There were no great revelations this week as DIs Alec Hardy (David Tennant) and Ellie Miller (Olivia Colman) tramped through endless Visit Dorset backdrops grumpily asking each other questions to which they (and we) don’t have the answer.

However it’s Sandbrook rather than Broadchurch that’s occupying their thoughts, despite Hardy’s plea to Miller not to ‘get pulled into’ the case, even though it was him that pulled her into it in the first place and keeps asking for her help to solve it. Gee thanks, Alec.
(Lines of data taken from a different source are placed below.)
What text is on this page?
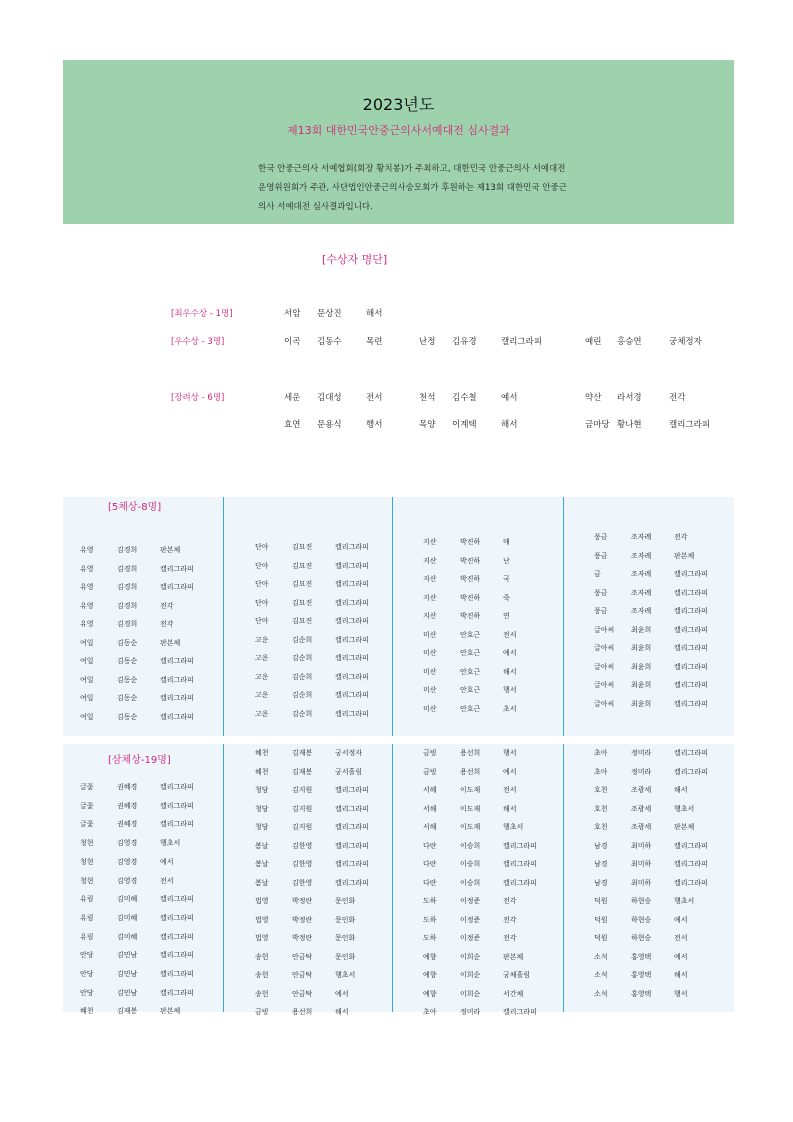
2023년도
제13회 대한민국안중근의사서예대전 심사결과
한국 안중근의사 서예협회(회장 황치봉)가 주최하고, 대한민국 안중근의사 서예대전
운영위원회가 주관, 사단법인안중근의사숭모회가 후원하는 제13회 대한민국 안중근
의사 서예대전 심사결과입니다.
[수상자 명단]
[최우수상 - 1명]	서암 문상진	해서
[우수상 - 3명]	이곡 김동수	목련	난정 김유경	캘리그라피	예린 홍승연	궁체정자
[장려상 - 6명]	세운 김대성	전서	천석 김수철	예서	약산 라서경	전각
효연 문용식	행서	목양 이계택	해서	금마당 황나현	캘리그라피
[5체상-8명]
[삼체상-19명]
유영	김경희	판본체
유영	김경희	캘리그라피
유영	김경희	캘리그라피
유영	김경희	전각
유영	김경희	전각
여일	김동순	판본체
여일	김동순	캘리그라피
여일	김동순	캘리그라피
여일	김동순	캘리그라피
여일	김동순	캘리그라피
단아	김묘진	캘리그라피
단아	김묘진	캘리그라피
단아	김묘진	캘리그라피
단아	김묘진	캘리그라피
단아	김묘진	캘리그라피
고운	김순희	캘리그라피
고운	김순희	캘리그라피
고운	김순희	캘리그라피
고운	김순희	캘리그라피
고운	김순희	캘리그라피
지산	박진하	매
지산	박진하	난
지산	박진하	국
지산	박진하	죽
지산	박진하	연
미산	안호근	전서
미산	안호근	예서
미산	안호근	해서
미산	안호근	행서
미산	안호근	초서
풍금	조자례	전각
풍금	조자례	판본체
금	조자례	캘리그라피
풍금	조자례	캘리그라피
풍금	조자례	캘리그라피
글아씨 최윤희	캘리그라피
글아씨 최윤희	캘리그라피
글아씨 최윤희	캘리그라피
글아씨 최윤희	캘리그라피
글아씨 최윤희	캘리그라피
글꽃	권혜경	캘리그라피
글꽃	권혜경	캘리그라피
글꽃	권혜경	캘리그라피
청현	김영경	행초서
청현	김영경	예서
청현	김영경	전서
유림	김미혜	캘리그라피
유림	김미혜	캘리그라피
유림	김미혜	캘리그라피
안당	김민남	캘리그라피
안당	김민남	캘리그라피
안당	김민남	캘리그라피
혜천	김재봉	판본체
혜천	김재봉	궁서정자
혜천	김재봉	궁서흘림
청담	김지원	캘리그라피
청담	김지원	캘리그라피
청담	김지원	캘리그라피
봄날	김한영	캘리그라피
봄날	김한영	캘리그라피
봄날	김한영	캘리그라피
법영	박정란	문인화
법영	박정란	문인화
법영	박정란	문인화
송헌	안금탁	문인화
송헌	안금탁	행초서
송헌	안금탁	예서
금빙	용선희	해서
금빙	용선희	행서
금빙	용선희	예서
서해	이도재	전서
서해	이도재	해서
서해	이도재	행초서
다란	이승희	캘리그라피
다란	이승희	캘리그라피
다란	이승희	캘리그라피
도하	이정준	전각
도하	이정준	전각
도하	이정준	전각
예향	이희순	판본체
예향	이희순	궁체흘림
예향	이희순	서간체
초아	정미라	캘리그라피
초아	정미라	캘리그라피
초아	정미라	캘리그라피
호천	조광세	해서
호천	조광세	행초서
호천	조광세	판본체
남경	최미하	캘리그라피
남경	최미하	캘리그라피
남경	최미하	캘리그라피
덕원	하현승	행초서
덕원	하현승	예서
덕원	하현승	전서
소석	홍영택	예서
소석	홍영택	해서
소석	홍영택	행서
With her husband in the dock and her weird son continuing to insist on having nothing to do with his mum (and being weird), Ellie threw herself into solving the Sandbrook case, at one point transforming Hardy’s humble abode into a CSI investigation room.

Suspicion this week fell on father of the murdered Pippa, Ricky Gillespie (played with Droopy Dog-faced menace by the excellently cranky Shaun Dooley), as his estranged wife revealed he was squiring a bridesmaid the night of the murder, and not with her after all. Said bridesmaid denied any such squiring leaving Ricky without an alibi the night his daughter was killed.

Elsewhere Joe Miller’s trial was rumbling on interminably. Susan Wright (Pauline Quirke) returned to tell us what we already know (that she saw son Nige drag the body on to the beach), and Nige got up into the witness box to tell us what we already know (‘Oi, what? No I never. It weren’t me, oh my god, etc’).

Rival barristers Jocelyn and Sharon sparred over a past grievance, Ricky gave Lee Ashworth a leathering, Sharon got tough with Reverend Coates and then visited her jailbird son, who’d received a pasting of his own. Why this is relevant is anyone’s guess. Jocelyn still can’t see very well, Hardy still doesn’t feel very well and all of it was, well, all very well.

It amounted to a hill of beans. Apart from the grim revelation that missing babysitter Lisa Newbury might have ended up in an agricultural furnace, we ended up exactly where we were at the end of episode four, scratching our heads, unsure of what to focus on.

At the heart of the excellent first series was one question – who killed Danny Latimer? Try summing up this series in four simple words.